Tuesday, October 23, 2001

Enrollment has nose-dived by more than 2,000 since charter schools opened three years ago.
YOUNGSTOWN -- The number of pupils in the city's public schools fell by 429 this year, mostly because of the continuing drain of charter schools, district officials said.
The system's official October enrollment count of 10,202 is 4 percent less than the 10,631 last year, according to district records.
It is the district's 11th consecutive annual decline in enrollment, which has steadily declined 32 percent from 15,072 pupils in 1990.
Forecast: Superintendent Ben McGee said the district projects that enrollment will continue falling for the next two or three years and then stabilize at about 9,600 unless another large charter school opens in the city.
Charter schools are privately operated, publicly funded schools approved by state lawmakers in 1997 to give parents more educational choice. Parents do not pay tuition.
In 1998, Youngstown's first two charter schools opened: Eagle Heights Academy and Youngstown Community School. Since then, three more charter schools have opened and the public school district has lost 2,091 pupils, records show.
Eagle Heights and Youngstown Community School, which draw most of their pupils from the city public schools, plan to continue to grow.
Eagle Heights enrolls about 988 pupils in grades kindergarten through ninth and will add grades 10, 11 and 12 over the next three years, pushing enrollment well beyond 1,000.
YCS, with 192 pupils in kindergarten through third grade, plans to add fourth, fifth and sixth grade over the next three years for a total enrollment of 336.
In September, Summit Academy-Youngstown opened with 83 pupils; and Legacy Academy opened this week on the city's South Side with about 225 pupils.
Kindergarten: McGee said the charter schools have dug deep into the public schools' kindergarten population, which dropped 17 percent from 882 last year to 735 this year.
Enrollment numbers released by the district also show a big drop at The Rayen School on the North Side, from 935 pupils last year to 826 this year.
McGee said he suspects a miscount at the school. "We're going to go back and re-look at that," he said.
Rayen Principal Claude Bentley said the school has lost scores of pupils to the charter schools and other alternative programs.

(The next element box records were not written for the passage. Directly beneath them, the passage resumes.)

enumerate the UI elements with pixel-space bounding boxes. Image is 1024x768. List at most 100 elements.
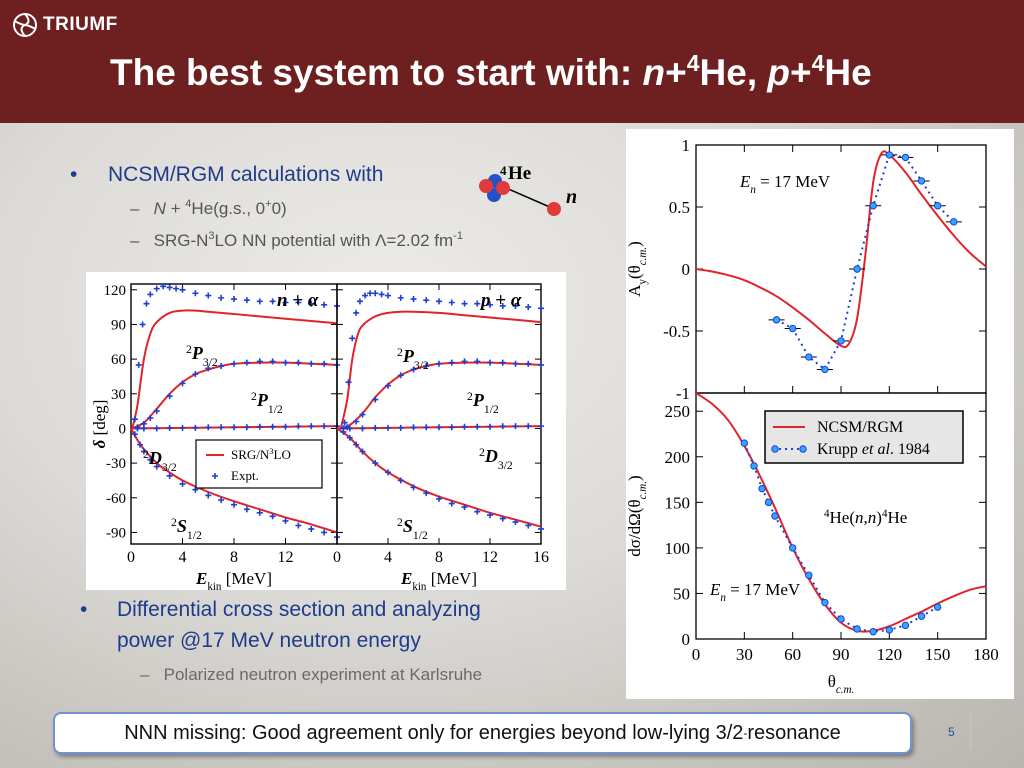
expt-point (436, 495, 442, 502)
ay-expt-point (788, 324, 797, 333)
expt-point (487, 359, 493, 366)
ay-expt-point (821, 365, 829, 374)
legend-marker-expt (212, 473, 218, 479)
expt-point (385, 292, 391, 299)
expt-point (256, 358, 263, 365)
callout-box: NNN missing: Good agreement only for ene… (53, 712, 912, 754)
expt-point (205, 292, 212, 299)
expt-point (321, 423, 328, 430)
x-tick-label: 90 (833, 645, 850, 664)
xs-energy-annotation: En = 17 MeV (709, 580, 801, 604)
y-tick-label: 120 (104, 283, 127, 299)
expt-point (140, 448, 147, 455)
phase-shift-chart-panel: 0 4 8 12 120 90 60 30 0 -30 -60 -90 n + α 2P3/2 2P1/2 2… (86, 272, 566, 593)
expt-point (231, 424, 237, 431)
expt-point (179, 480, 186, 487)
reaction-annotation: 4He(n,n)4He (824, 508, 907, 527)
expt-point (218, 497, 225, 504)
x-tick-label: 12 (278, 549, 294, 566)
expt-point (372, 460, 379, 467)
xs-expt-point (917, 612, 926, 620)
xs-expt-point (901, 621, 910, 630)
expt-point (448, 359, 455, 366)
expt-point (359, 411, 366, 418)
expt-point (308, 300, 315, 307)
expt-point (295, 359, 302, 366)
expt-point (218, 424, 225, 431)
expt-point (538, 305, 544, 312)
x-tick-label: 4 (384, 549, 392, 566)
ay-expt-point (837, 337, 845, 345)
y-tick-label: 1 (682, 136, 691, 155)
y-tick-label: 250 (665, 402, 691, 421)
expt-point (410, 366, 417, 373)
x-tick-label: 60 (784, 645, 801, 664)
expt-point (179, 380, 186, 387)
expt-point (461, 504, 468, 511)
ay-y-axis-label: Ay(θc.m.) (626, 241, 649, 297)
legend-label-expt: Krupp et al. 1984 (817, 441, 930, 458)
expt-point (166, 393, 173, 400)
expt-point (269, 358, 276, 365)
x-tick-label: 0 (333, 549, 341, 566)
expt-point (243, 424, 250, 431)
x-tick-label: 180 (973, 645, 999, 664)
legend-label-theory: SRG/N3LO (231, 446, 291, 462)
x-tick-label: 4 (179, 549, 187, 566)
expt-point (474, 508, 481, 515)
expt-point (131, 431, 138, 438)
expt-point (448, 299, 455, 306)
expt-point (218, 363, 225, 370)
callout-text-a: NNN missing: Good agreement only for ene… (124, 721, 744, 744)
sub1-n: N (153, 199, 166, 218)
expt-point (436, 424, 442, 431)
xs-expt-point (771, 512, 779, 520)
expt-point (140, 425, 147, 432)
series-label: 2P1/2 (251, 390, 283, 416)
sub2-a: SRG-N (153, 231, 209, 250)
series-label: 2S1/2 (397, 516, 428, 542)
expt-point (349, 335, 356, 342)
expt-point (538, 361, 544, 368)
y-tick-label: -90 (106, 525, 126, 541)
theory-curve (339, 310, 542, 429)
expt-point (410, 484, 417, 491)
x-tick-label: 8 (230, 549, 238, 566)
expt-point (362, 292, 369, 299)
expt-point (256, 298, 263, 305)
expt-point (218, 294, 225, 301)
sub1-end: 0) (271, 199, 287, 218)
expt-point (153, 285, 160, 292)
expt-point (282, 517, 289, 524)
expt-point (423, 424, 430, 431)
expt-point (474, 300, 481, 307)
expt-point (525, 423, 532, 430)
ay-xs-chart: 1 0.5 0 -0.5 -1 En = 17 MeV Ay(θc.m.) 0 50 100 150… (625, 136, 999, 696)
xs-y-axis-label: dσ/dΩ(θc.m.) (626, 475, 649, 556)
title-bar: TRIUMF The best system to start with: n+… (0, 0, 1024, 123)
expt-point (359, 425, 366, 432)
xs-expt-point (750, 462, 758, 470)
y-tick-label: 200 (665, 448, 691, 467)
expt-point (359, 448, 366, 455)
expt-point (269, 423, 276, 430)
legend-label-theory: NCSM/RGM (817, 419, 903, 436)
y-tick-label: 60 (111, 352, 126, 368)
theory-curve (340, 361, 542, 430)
expt-point (397, 477, 404, 484)
dash-marker: – (130, 199, 140, 218)
expt-point (321, 529, 328, 536)
x-tick-label: 0 (127, 549, 135, 566)
xs-expt-point (821, 598, 829, 607)
expt-point (353, 309, 360, 316)
n-label: n (566, 186, 577, 208)
bond-line (505, 187, 553, 209)
expt-point (295, 522, 302, 529)
expt-point (192, 371, 199, 378)
panel-annotation: p + α (479, 290, 522, 311)
expt-point (205, 492, 212, 499)
xs-expt-point (740, 439, 749, 447)
expt-point (512, 519, 519, 526)
expt-point (243, 359, 250, 366)
projectile-sphere (547, 202, 561, 216)
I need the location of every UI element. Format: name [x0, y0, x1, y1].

"They are giving us a beating," he said. He also said, however, that having fewer pupils has improved the school's climate. "We don't have as many disruptions," he said.
While Rayen lost more than 100 pupils, Chaney High School's enrollment fell by only three to 909 and Woodrow Wilson High School's numbers jumped from 872 to 897.

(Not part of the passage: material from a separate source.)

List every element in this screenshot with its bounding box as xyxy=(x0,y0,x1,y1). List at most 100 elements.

Loss in funding: Treasurer Carolyn Funk said she has not calculated how much state funding the district could lose because of fewer pupils. "It's not going to be nice," she said. "I'm not happy about losing that many kids."

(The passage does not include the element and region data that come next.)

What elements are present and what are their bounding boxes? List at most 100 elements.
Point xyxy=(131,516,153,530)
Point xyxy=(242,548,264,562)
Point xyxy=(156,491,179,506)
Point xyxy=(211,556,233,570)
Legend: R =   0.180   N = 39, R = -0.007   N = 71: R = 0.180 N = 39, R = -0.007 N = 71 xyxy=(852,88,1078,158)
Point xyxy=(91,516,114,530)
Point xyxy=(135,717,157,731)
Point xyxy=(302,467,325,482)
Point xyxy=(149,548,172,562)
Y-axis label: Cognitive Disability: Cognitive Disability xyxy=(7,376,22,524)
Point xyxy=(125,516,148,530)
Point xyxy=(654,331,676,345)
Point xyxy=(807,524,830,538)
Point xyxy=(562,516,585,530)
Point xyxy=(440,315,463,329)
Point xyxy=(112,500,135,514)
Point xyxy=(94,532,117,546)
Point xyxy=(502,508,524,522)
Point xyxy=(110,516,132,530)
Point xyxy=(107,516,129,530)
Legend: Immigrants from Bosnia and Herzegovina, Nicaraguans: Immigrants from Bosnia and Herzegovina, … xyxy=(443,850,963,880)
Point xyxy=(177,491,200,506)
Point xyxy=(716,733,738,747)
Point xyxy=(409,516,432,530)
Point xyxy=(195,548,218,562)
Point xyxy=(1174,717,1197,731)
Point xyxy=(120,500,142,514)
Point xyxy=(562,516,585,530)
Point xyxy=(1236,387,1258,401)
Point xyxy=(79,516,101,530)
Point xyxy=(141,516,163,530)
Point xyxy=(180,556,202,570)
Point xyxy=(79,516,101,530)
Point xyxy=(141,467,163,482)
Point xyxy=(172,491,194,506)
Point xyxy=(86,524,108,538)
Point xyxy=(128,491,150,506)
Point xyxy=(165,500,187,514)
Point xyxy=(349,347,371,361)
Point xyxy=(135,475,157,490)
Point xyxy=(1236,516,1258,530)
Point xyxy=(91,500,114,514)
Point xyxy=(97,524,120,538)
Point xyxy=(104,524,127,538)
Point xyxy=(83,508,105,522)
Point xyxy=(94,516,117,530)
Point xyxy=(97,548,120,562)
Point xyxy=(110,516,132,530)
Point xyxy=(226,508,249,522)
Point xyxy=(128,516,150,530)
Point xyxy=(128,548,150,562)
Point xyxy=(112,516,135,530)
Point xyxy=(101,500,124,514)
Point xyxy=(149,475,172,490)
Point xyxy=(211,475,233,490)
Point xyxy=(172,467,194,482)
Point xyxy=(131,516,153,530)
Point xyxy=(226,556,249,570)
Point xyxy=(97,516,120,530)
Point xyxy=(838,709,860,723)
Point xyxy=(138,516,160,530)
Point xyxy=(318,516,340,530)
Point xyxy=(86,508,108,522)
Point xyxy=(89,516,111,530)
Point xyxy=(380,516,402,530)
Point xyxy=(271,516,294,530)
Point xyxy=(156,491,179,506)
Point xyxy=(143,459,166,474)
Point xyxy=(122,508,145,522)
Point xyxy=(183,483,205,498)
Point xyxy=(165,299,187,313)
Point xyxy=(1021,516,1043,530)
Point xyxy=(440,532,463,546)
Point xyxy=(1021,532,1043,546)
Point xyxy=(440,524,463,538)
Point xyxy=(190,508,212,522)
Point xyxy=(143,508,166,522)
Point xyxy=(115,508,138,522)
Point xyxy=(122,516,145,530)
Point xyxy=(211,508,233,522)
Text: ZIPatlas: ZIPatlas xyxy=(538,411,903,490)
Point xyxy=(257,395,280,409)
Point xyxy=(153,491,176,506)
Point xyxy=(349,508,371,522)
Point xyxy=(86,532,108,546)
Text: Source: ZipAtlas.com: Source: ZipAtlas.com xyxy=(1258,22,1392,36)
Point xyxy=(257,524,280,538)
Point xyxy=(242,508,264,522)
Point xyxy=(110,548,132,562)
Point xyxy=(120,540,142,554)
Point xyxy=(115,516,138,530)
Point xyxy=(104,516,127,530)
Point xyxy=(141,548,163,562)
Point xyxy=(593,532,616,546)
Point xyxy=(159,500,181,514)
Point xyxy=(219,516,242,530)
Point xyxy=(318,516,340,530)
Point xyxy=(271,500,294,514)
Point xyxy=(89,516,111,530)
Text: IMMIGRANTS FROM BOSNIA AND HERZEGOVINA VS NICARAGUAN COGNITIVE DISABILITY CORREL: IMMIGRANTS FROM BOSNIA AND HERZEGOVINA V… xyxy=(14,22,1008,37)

McGee said the enrollment drops should not affect the district's $163.5 million facilities plan, which voters approved a year ago. He said the district projected losing pupils when it put together the plan and included the possibility of two additional charter schools in the projections.
"We didn't want to be naive in terms of what could possibly happen," he said.
The plan calls for building a new high school, three new elementary schools and major renovations to a dozen other buildings.